Further, power acts on each one of us by subjecting us to specific productions of knowledge about the world. Through the accumulation of certain types of knowledge, discursive formations emerge over time, such as for example the construction of innovation as a ‘natural’ call or program that is believed to strengthen government and society.

In spite of changing governmentalities, the police as an institution has preserved its mandate and overall function in society, at least to some extent, although its areas of intervention, its role and means have expanded and changed over the years.

Understanding the basic principles of how the police function in society sets the stage for this study and is crucial to understanding the empirical accounts of a highly self-disciplined institutional setting and the gray zone creativity that arise within it.

Therefore, I will briefly present a localized genealogy of the institution of the police in Denmark, although it should be noted that historical research on the development and evolution of the police in Denmark has been treated more thoroughly by scholars of history (e.g. Stevnsborg 2010; Christensen 2012).

My hope in drawing inspiration from Foucault is threefold.

First, we should keep in mind that the setting explored in this study, is itself a product of global and shifting aims of government and that its culture is not a fixed entity but has been constructed from a variety of institutionalized, disciplinary techniques which are otherwise often taken for granted by police officials as ‘our tradition’, ‘our culture’ or ‘our system’.

Second, critical attention to the ways that discourse acts through common notions such as ‘culture’ and ‘innovation’ is important for disclosing power relations at work in the police and what they privilege, oppress and silence. These dynamics shed light on some of the forces that spur police officials’ engagement in creative gray zone activities.

Third, as we examine the managerial aim of innovation, which encloses specific political aims such as that of entrepreneurial governance, we can discover the intersection between the inherent virtues, values and beliefs of innovation and the institutional vulnerabilities of the Danish police system. The frictions produced between competing governmentalities and discourses in the police will thus guide an analysis and discussion of the relation between the innovation discourse and the

forms of creativity already taking place as gray zone practices within the hierarchically and bureaucratically disciplinary police. In examining that gray zone, Foucault’s focus on the more discursive aspects of power has been fruitfully supplemented by de Certeau’s stronger emphasis on the dynamics of everyday creative practices.

Police governmentality

In a number of his writings and lectures, Foucault traced how the police emerged from reformation events in 16th century Europe as an ideal and as an approach to government.

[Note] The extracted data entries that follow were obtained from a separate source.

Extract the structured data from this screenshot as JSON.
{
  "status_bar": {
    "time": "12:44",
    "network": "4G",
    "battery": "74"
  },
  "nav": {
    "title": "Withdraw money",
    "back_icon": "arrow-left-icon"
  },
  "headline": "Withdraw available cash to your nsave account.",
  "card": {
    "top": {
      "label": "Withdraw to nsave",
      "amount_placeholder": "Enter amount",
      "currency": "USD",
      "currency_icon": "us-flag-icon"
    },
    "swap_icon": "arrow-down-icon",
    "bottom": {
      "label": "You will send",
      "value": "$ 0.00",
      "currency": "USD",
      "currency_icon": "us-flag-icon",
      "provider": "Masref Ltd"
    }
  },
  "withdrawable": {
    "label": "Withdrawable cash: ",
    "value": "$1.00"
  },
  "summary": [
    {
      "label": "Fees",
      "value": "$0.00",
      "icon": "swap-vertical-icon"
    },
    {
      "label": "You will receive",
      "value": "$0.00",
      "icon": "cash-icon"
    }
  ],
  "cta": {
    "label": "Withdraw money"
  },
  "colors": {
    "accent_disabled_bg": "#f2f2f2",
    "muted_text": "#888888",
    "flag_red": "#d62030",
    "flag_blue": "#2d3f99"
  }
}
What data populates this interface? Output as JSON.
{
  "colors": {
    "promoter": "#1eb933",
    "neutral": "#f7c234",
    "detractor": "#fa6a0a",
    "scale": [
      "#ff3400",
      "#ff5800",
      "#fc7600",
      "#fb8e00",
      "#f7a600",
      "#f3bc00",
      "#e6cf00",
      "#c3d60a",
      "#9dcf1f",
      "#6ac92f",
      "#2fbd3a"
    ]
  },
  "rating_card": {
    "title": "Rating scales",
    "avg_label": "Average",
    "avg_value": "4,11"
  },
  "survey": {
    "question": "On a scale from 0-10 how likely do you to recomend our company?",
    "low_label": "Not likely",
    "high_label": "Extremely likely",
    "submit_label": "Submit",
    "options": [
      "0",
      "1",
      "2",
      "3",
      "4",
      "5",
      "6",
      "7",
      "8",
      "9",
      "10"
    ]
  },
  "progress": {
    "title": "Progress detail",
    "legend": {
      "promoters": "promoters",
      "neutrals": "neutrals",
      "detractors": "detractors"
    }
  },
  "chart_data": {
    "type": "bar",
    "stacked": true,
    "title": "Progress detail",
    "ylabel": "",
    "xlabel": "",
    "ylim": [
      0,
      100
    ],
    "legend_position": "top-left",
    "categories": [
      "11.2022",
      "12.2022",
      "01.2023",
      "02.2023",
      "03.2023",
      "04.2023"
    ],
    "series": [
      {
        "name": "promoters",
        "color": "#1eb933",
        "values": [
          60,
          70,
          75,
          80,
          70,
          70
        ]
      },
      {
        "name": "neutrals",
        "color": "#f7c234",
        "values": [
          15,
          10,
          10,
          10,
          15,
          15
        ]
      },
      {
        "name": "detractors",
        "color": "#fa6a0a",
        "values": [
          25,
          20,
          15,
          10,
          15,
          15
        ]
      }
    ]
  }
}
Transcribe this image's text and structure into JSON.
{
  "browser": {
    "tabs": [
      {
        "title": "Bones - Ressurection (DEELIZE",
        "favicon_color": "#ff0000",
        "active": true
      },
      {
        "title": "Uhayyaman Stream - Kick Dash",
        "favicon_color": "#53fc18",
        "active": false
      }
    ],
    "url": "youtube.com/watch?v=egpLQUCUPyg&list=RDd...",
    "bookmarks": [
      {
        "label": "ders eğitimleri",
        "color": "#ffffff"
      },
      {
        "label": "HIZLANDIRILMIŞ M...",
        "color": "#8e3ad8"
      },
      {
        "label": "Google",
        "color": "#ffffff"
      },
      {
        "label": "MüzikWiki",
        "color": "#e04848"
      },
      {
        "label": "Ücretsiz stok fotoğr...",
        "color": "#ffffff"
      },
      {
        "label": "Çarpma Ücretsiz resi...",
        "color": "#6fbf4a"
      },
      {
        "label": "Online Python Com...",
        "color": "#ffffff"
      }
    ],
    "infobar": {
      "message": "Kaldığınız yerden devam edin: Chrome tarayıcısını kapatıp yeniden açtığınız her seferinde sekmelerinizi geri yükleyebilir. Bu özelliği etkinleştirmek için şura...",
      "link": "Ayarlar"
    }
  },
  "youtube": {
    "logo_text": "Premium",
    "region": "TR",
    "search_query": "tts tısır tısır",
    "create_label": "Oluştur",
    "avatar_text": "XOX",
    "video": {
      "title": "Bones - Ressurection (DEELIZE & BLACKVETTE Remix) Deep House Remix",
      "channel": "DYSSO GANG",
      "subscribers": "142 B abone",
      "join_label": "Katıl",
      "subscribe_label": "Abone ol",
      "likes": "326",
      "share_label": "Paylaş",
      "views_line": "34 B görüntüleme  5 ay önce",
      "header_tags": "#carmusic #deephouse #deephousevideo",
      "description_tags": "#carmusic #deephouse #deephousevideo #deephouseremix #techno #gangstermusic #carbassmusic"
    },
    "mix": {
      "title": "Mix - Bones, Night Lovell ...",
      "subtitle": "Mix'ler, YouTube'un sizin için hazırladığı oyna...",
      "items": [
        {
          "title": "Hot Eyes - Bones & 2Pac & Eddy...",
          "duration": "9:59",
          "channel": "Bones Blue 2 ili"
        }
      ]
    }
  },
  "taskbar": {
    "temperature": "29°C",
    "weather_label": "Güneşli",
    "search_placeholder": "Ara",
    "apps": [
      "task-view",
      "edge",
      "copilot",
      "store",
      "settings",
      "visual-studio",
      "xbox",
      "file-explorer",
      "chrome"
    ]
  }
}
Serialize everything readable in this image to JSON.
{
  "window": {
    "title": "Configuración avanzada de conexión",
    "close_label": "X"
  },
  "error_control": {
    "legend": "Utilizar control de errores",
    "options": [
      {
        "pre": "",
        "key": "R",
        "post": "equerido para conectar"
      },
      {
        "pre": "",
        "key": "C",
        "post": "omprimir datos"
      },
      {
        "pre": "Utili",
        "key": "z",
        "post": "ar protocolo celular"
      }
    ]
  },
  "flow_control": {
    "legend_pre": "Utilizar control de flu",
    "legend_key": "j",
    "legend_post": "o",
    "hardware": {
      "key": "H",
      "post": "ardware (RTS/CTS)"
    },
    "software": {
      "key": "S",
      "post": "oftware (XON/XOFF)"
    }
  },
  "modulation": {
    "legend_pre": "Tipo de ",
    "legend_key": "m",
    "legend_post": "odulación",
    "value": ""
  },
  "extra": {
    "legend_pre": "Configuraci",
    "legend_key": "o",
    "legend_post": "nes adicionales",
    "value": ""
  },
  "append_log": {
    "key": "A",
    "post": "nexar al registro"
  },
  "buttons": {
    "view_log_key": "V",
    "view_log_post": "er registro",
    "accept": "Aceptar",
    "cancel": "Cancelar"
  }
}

This aim should be seen in the light of the decline in the Catholic Church’s power.

The treaties of peace ending 30 years of war (1618-1648) in Europe redistributed the religious and political power of the Pope in Rome to the myriad of European states, thereby empowering the sovereign rule of the Prince (Dean 2010a). In Denmark, Catholicism was replaced by a Lutheran legislative system for the police centering legislative power on the King and aristocrats in 16th century Denmark (Christensen 2012).

In an essay first published in 1978, Foucault conceptualized the emergence of ‘the art of government’ as a matter of changing rationalities of government proposed as governmentalities (Foucault 1978a).

While Foucault was indeed interested in government as an activity, i.e. as the

‘conduct of conduct’ of social life, his elaboration of governmentality refers to

‘ways of knowing what that activity consisted in’ (Burcell et al. 1991, p. 3). As Foucault demonstrated, such rationalities of government comprise any given political domain and what it means to govern, who/what is governed and by whom/what such governing plays out (Foucault 1978a).